Şimdilerde bir Sabahattin Ali şiiri daha şarkıya dönüştü. Genç kuşağın başından beri hep kalıcı ve sağlam işler yapmış bestecilerinden biri, Çağın Bodur tarafından bestelenen “Yetmez mi Gönül?”ü Alper Atakan’ın düzenlemesiyle Necdet Kaya seslendiriyor. Şarkı, geçtiğimiz günlerde tekli formatında Sony Müzik etiketiyle yayımlandı.


Konservatuvarlı bir müzisyen olan ve ilk albümünü 2007 yılında yayımlayan Necdet Kaya, bugüne dek dört albüm yapmış, halk müziği dalında yaptığı bu albümlerle türün genç isimleri arasında yıldızını parlatmış bir isim. Kaya’nın halk müziği çizgilerinin dışına çıkan ilk çalışması ise bu şarkı oldu. Aslına bakılırsa “rock”ın içinden arabeskin, popun içinden alaturkanın, halk müziğinin içinden popun geçebildiği, türler arası keskin çizgilerin artık silinmeye başladığı bir dönemde özellikle genç isimleri klişe kategorilerin içerisinde anmak da haksızlık.

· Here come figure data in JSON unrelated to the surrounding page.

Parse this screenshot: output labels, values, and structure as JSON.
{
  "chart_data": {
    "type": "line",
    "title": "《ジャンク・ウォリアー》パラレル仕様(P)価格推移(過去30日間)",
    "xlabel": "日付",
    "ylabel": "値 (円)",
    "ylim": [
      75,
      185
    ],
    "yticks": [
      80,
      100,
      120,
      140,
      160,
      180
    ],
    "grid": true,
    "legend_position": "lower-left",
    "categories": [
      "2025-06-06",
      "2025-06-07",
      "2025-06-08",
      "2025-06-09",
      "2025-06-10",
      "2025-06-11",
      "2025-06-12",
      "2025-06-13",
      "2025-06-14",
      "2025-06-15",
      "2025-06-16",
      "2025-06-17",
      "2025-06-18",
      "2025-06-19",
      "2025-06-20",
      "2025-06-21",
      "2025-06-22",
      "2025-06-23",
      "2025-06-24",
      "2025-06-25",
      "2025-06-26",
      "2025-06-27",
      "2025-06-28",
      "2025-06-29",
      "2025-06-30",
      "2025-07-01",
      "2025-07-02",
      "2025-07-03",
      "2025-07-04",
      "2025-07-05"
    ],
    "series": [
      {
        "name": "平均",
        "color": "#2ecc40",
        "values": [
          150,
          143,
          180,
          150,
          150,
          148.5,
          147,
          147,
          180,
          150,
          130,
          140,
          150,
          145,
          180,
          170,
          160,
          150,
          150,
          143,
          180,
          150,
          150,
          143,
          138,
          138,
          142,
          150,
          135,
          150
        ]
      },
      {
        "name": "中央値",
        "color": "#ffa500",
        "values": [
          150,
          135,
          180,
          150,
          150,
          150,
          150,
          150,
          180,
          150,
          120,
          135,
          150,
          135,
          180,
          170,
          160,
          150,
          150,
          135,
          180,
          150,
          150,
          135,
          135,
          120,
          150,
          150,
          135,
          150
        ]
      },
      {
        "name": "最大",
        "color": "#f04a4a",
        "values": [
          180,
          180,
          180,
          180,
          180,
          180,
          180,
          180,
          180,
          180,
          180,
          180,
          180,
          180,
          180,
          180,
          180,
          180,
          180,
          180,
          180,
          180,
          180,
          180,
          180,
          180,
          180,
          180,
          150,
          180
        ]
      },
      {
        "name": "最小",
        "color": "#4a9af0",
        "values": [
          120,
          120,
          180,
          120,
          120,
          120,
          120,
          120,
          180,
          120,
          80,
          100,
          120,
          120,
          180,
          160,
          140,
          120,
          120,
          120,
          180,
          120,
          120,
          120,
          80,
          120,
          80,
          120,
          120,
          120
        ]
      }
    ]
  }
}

Hele ki ülke genelinde dinleyici çok büyük yüzdeyle bu ayrımlara takılmıyor iken.


Nitekim bu şarkı iyi bir besteci, iyi bir aranjör, iyi bir şarkıcı ve büyük bir şairin dizelerinin buluşmasından ortaya çıkmış iyi ve etkili bir şarkı. Sabahattin Ali’nin 41 yıl sürmüş kısa ve hüzünlü hayat hikâyesinin izlerini taşıyan şiirin hakkını veren beste, düzenleme ve yorum, dinleyeni o dakika etki altına alıyor. Bir de üzerine Sinop hapishanesinde, Sabahattin Ali’nin kaldığı koğuşta çekilmiş klibi izleyip, duvarda asılı fotoğrafını gördüğünüzde boğazınız düğümleniveriyor.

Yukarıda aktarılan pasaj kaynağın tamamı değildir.